Brandi Proctor, a reporter for Fox 45 News, bereaved by the death of her cousin Brown gathered with friends at Mo’s Seafood near Harbor East to toast him shortly after he was gunned down in Northwest Baltimore on June 7. But, it was in that moment she found affirmation his untimely passing would be felt far beyond the family and friends mourning his loss.
“We raised our glasses and said his name,” she recounted to the AFRO. “And the bartender overheard us and said she was crying yesterday when they heard the news, they all knew and loved him.”
Proctor’s is just one of many stories told to the AFRO about Brown as the city reels from the death of the former college basketball star (Loyola University Maryland), Instagram impresario, and father of two. It is a story that not only reveals the seemingly low threshold for violence in the city, but how a single murder touches dozens of lives.
Friends described Brown as ebullient, joyous, with a sharp wit and a strong sense of irony. He was an involved father, who encouraged his son to follow in his footsteps on the basketball court.
Videos posted on social media show him dancing in shorts after a mid-winter snowstorm. They also depict Brown leading a protest during the 2015 Uprising after the death of Freddie Gray in police custody.
But, just as much as he was beloved in the city, his killers exhibited a level of ruthlessness that speaks to the city’s destructive and vengeful pathos.

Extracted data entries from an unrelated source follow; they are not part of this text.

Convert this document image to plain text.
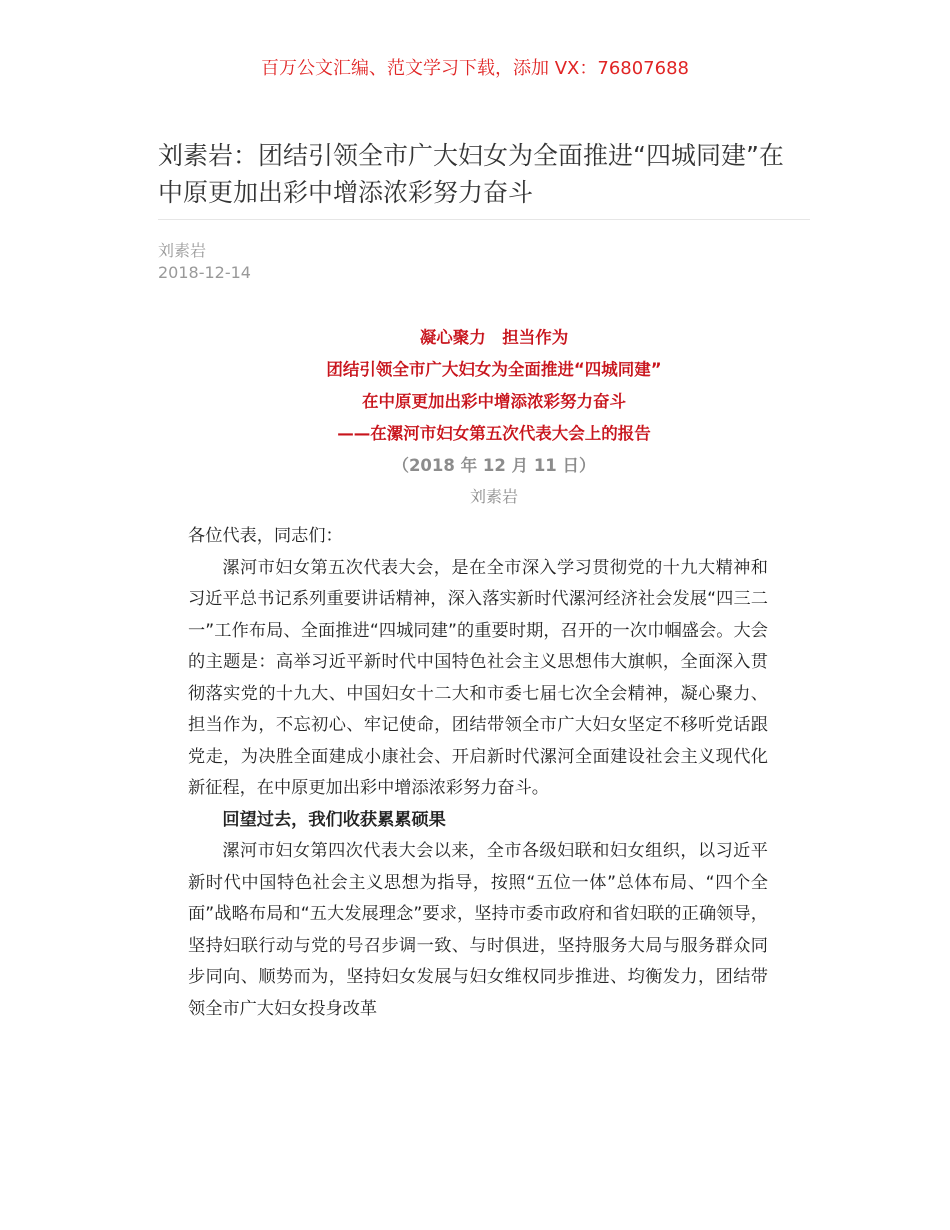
百万公文汇编、范文学习下载，添加 VX：76807688
刘素岩：团结引领全市广大妇女为全面推进“四城同建”在中原更加出彩中增添浓彩努力奋斗
刘素岩
2018-12-14
凝心聚力　担当作为
团结引领全市广大妇女为全面推进“四城同建”
在中原更加出彩中增添浓彩努力奋斗
——在漯河市妇女第五次代表大会上的报告
（2018 年 12 月 11 日）
刘素岩

各位代表，同志们：

漯河市妇女第五次代表大会，是在全市深入学习贯彻党的十九大精神和习近平总书记系列重要讲话精神，深入落实新时代漯河经济社会发展“四三二一”工作布局、全面推进“四城同建”的重要时期，召开的一次巾帼盛会。大会的主题是：高举习近平新时代中国特色社会主义思想伟大旗帜，全面深入贯彻落实党的十九大、中国妇女十二大和市委七届七次全会精神，凝心聚力、担当作为，不忘初心、牢记使命，团结带领全市广大妇女坚定不移听党话跟党走，为决胜全面建成小康社会、开启新时代漯河全面建设社会主义现代化新征程，在中原更加出彩中增添浓彩努力奋斗。

回望过去，我们收获累累硕果

漯河市妇女第四次代表大会以来，全市各级妇联和妇女组织，以习近平新时代中国特色社会主义思想为指导，按照“五位一体”总体布局、“四个全面”战略布局和“五大发展理念”要求，坚持市委市政府和省妇联的正确领导，坚持妇联行动与党的号召步调一致、与时俱进，坚持服务大局与服务群众同步同向、顺势而为，坚持妇女发展与妇女维权同步推进、均衡发力，团结带领全市广大妇女投身改革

Witnesses who spoke to the AFRO on the condition their identity would not be revealed said that Brown had just left a barbershop on Ayrdale Ave. when a car approached. The driver chased Brown as he ran down the street, striking him near the 3700 blk. of W. Forest Park Ave. The gunman then got out of the car and shot him in the head.
Police did not respond to emails seeking comment on the case. The motive for the execution style slaying is still unclear.
To lessen the pain for both Brown’s loved ones and the community where the killing occurred, the barbershop’s owner Sean Weston plans to hold a Father’s Day block gathering to honor him on June 16.
“It’s a Father’s Day celebration in remembrance,” Weston said. “We want to honor his memory because it happened in our community.”
Weston hopes the gesture will help the community heal. “We want people to know that we care.”
Funeral arrangements for Brown had not been announced at press time.